A model trained on the generated synthetic data (87 videos, 678 training frames) was tested on detecting near-misses of sterile-field violations.
ViT-B/16 achieved a Recall of 70.13%, demonstrating the utility of synthetic data for training safety-critical detection models.

Ablation Study

Geometry vs. Segmentation: While direct segmentation mask conditioning yielded slightly better reconstruction metrics (FVD 347.88), it lacked controllability.

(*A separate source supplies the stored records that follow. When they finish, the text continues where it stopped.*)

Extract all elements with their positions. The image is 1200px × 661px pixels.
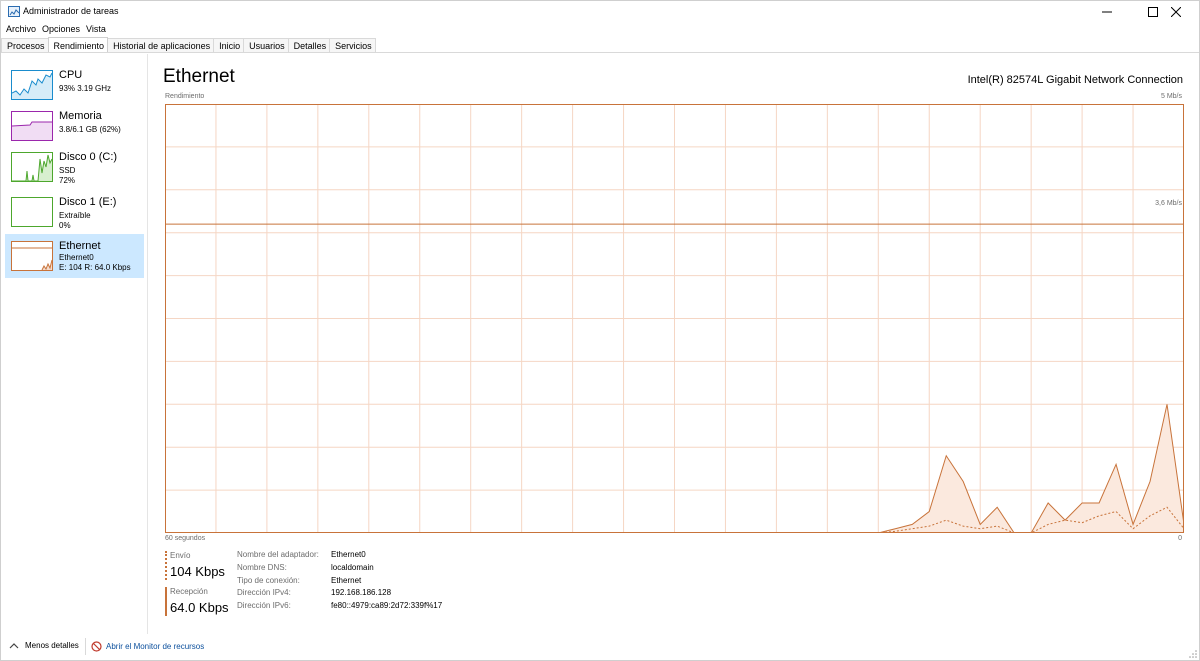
- footer-bar: Menos detalles Abrir el Monitor de recur…: [1, 634, 1199, 660]
- menu-vista[interactable]: Vista: [81, 22, 106, 36]
- send-legend-marker: [165, 551, 167, 580]
- title-bar[interactable]: Administrador de tareas: [1, 1, 1199, 22]
- window-title: Administrador de tareas: [23, 6, 119, 16]
- sidebar-item-detail: 0%: [59, 221, 71, 230]
- sidebar-item-label: CPU: [59, 69, 83, 81]
- property-value: localdomain: [331, 563, 374, 572]
- minimize-icon: [1102, 11, 1112, 12]
- ethernet-thumbnail-graph: [11, 241, 53, 271]
- cpu-thumbnail-graph: [11, 70, 53, 100]
- menu-opciones[interactable]: Opciones: [37, 22, 80, 36]
- receive-stat: Recepción 64.0 Kbps: [165, 585, 230, 618]
- sidebar-item-detail: 72%: [59, 176, 76, 185]
- send-stat: Envío 104 Kbps: [165, 549, 230, 582]
- property-key: Dirección IPv6:: [237, 601, 291, 610]
- throughput-graph-svg: [165, 104, 1184, 533]
- tab-inicio[interactable]: Inicio: [213, 38, 245, 52]
- sidebar-item-memoria[interactable]: Memoria 3.8/6.1 GB (62%): [5, 104, 144, 148]
- chevron-up-icon: [9, 642, 19, 648]
- tab-rendimiento[interactable]: Rendimiento: [47, 37, 109, 52]
- resize-grip-icon[interactable]: [1189, 650, 1197, 658]
- graph-time-label: 60 segundos: [165, 535, 206, 542]
- tab-strip: Procesos Rendimiento Historial de aplica…: [1, 37, 1199, 53]
- sidebar-item-label: Ethernet: [59, 240, 101, 252]
- footer-divider: [85, 638, 86, 655]
- page-title: Ethernet: [163, 66, 235, 87]
- send-label: Envío: [170, 551, 191, 560]
- close-button[interactable]: [1153, 1, 1199, 22]
- receive-value: 64.0 Kbps: [170, 600, 229, 615]
- memory-thumbnail-graph: [11, 111, 53, 141]
- receive-label: Recepción: [170, 587, 208, 596]
- graph-title: Rendimiento: [165, 93, 205, 100]
- less-details-button[interactable]: Menos detalles: [9, 641, 79, 650]
- sidebar-item-detail: 93% 3.19 GHz: [59, 84, 112, 93]
- property-value: Ethernet0: [331, 550, 366, 559]
- property-value: fe80::4979:ca89:2d72:339f%17: [331, 601, 443, 610]
- task-manager-window: Administrador de tareas Archivo Opciones…: [0, 0, 1200, 661]
- sidebar-item-detail: 3.8/6.1 GB (62%): [59, 125, 121, 134]
- menu-bar: Archivo Opciones Vista: [1, 22, 107, 36]
- task-manager-icon: [8, 6, 20, 17]
- property-value: 192.168.186.128: [331, 588, 392, 597]
- sidebar-item-label: Disco 1 (E:): [59, 196, 117, 208]
- property-key: Dirección IPv4:: [237, 588, 291, 597]
- tab-usuarios[interactable]: Usuarios: [243, 38, 289, 52]
- property-key: Tipo de conexión:: [237, 576, 300, 585]
- sidebar-item-label: Disco 0 (C:): [59, 151, 118, 163]
- disk0-thumbnail-graph: [11, 152, 53, 182]
- less-details-label: Menos detalles: [25, 641, 79, 650]
- sidebar-item-detail: Extraíble: [59, 211, 91, 220]
- property-key: Nombre del adaptador:: [237, 550, 319, 559]
- adapter-device-name: Intel(R) 82574L Gigabit Network Connecti…: [967, 74, 1183, 86]
- tab-detalles[interactable]: Detalles: [287, 38, 331, 52]
- sidebar-item-cpu[interactable]: CPU 93% 3.19 GHz: [5, 63, 144, 107]
- minimize-button[interactable]: [1084, 1, 1130, 22]
- tab-procesos[interactable]: Procesos: [1, 38, 49, 52]
- graph-max-label: 5 Mb/s: [1160, 93, 1182, 100]
- sidebar-item-detail: SSD: [59, 166, 76, 175]
- menu-archivo[interactable]: Archivo: [1, 22, 36, 36]
- tab-historial-aplicaciones[interactable]: Historial de aplicaciones: [107, 38, 215, 52]
- resource-monitor-icon: [91, 641, 102, 652]
- sidebar-item-disco-0[interactable]: Disco 0 (C:) SSD 72%: [5, 145, 144, 189]
- property-value: Ethernet: [331, 576, 362, 585]
- throughput-graph: [165, 104, 1184, 533]
- open-resource-monitor-link[interactable]: Abrir el Monitor de recursos: [91, 641, 204, 652]
- tab-servicios[interactable]: Servicios: [329, 38, 376, 52]
- open-resource-monitor-label: Abrir el Monitor de recursos: [106, 642, 205, 651]
- disk1-thumbnail-graph: [11, 197, 53, 227]
- performance-sidebar: CPU 93% 3.19 GHz Memoria 3.8/6.1 GB (62%…: [1, 54, 148, 634]
- close-icon: [1171, 6, 1181, 17]
- sidebar-item-ethernet[interactable]: Ethernet Ethernet0 E: 104 R: 64.0 Kbps: [5, 234, 144, 278]
- sidebar-item-label: Memoria: [59, 110, 102, 122]
- receive-legend-marker: [165, 587, 167, 616]
- sidebar-item-disco-1[interactable]: Disco 1 (E:) Extraíble 0%: [5, 190, 144, 234]
- sidebar-item-detail: Ethernet0: [59, 253, 94, 262]
- sidebar-item-detail: E: 104 R: 64.0 Kbps: [59, 263, 131, 272]
- graph-min-label: 0: [1178, 535, 1182, 542]
- property-key: Nombre DNS:: [237, 563, 287, 572]
- send-value: 104 Kbps: [170, 564, 225, 579]
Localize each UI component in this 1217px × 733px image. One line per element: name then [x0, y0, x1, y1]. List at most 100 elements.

The ellipsoid-based approach maintained strong performance (FVD 487.20 with PatchGAN) while enabling flexible trajectory manipulation.
PatchGAN Loss: The inclusion of PatchGAN loss significantly improved FVD and segmentation IoU, confirming its role in enhancing local fidelity.

5. Significance and Future Directions

Scalable Data Curation: This work provides a scalable solution to the "data scarcity" problem in surgical AI, enabling the generation of diverse, safety-critical training data without ethical concerns.
Ambient Intelligence: It lays the groundwork for robust ambient intelligence systems that can proactively detect and mitigate surgical risks.
Limitations:
- Granularity: The ellipsoid representation limits fine-grained articulation control (e.g., specific arm movements), relying on the model to implicitly learn interactions.
- Generalization: Performance may degrade in environments significantly different from the training data (e.g., different sterile attire colors or emergency trauma settings).
- Clinical Validation: Formal evaluation by independent surgeons is required to validate the clinical utility of the generated videos.

Conclusion: The paper successfully demonstrates that abstract geometric conditioning allows for the controllable synthesis of complex OR workflows. This approach bridges the gap between the need for large-scale, diverse training data and the ethical constraints of real-world surgical data collection.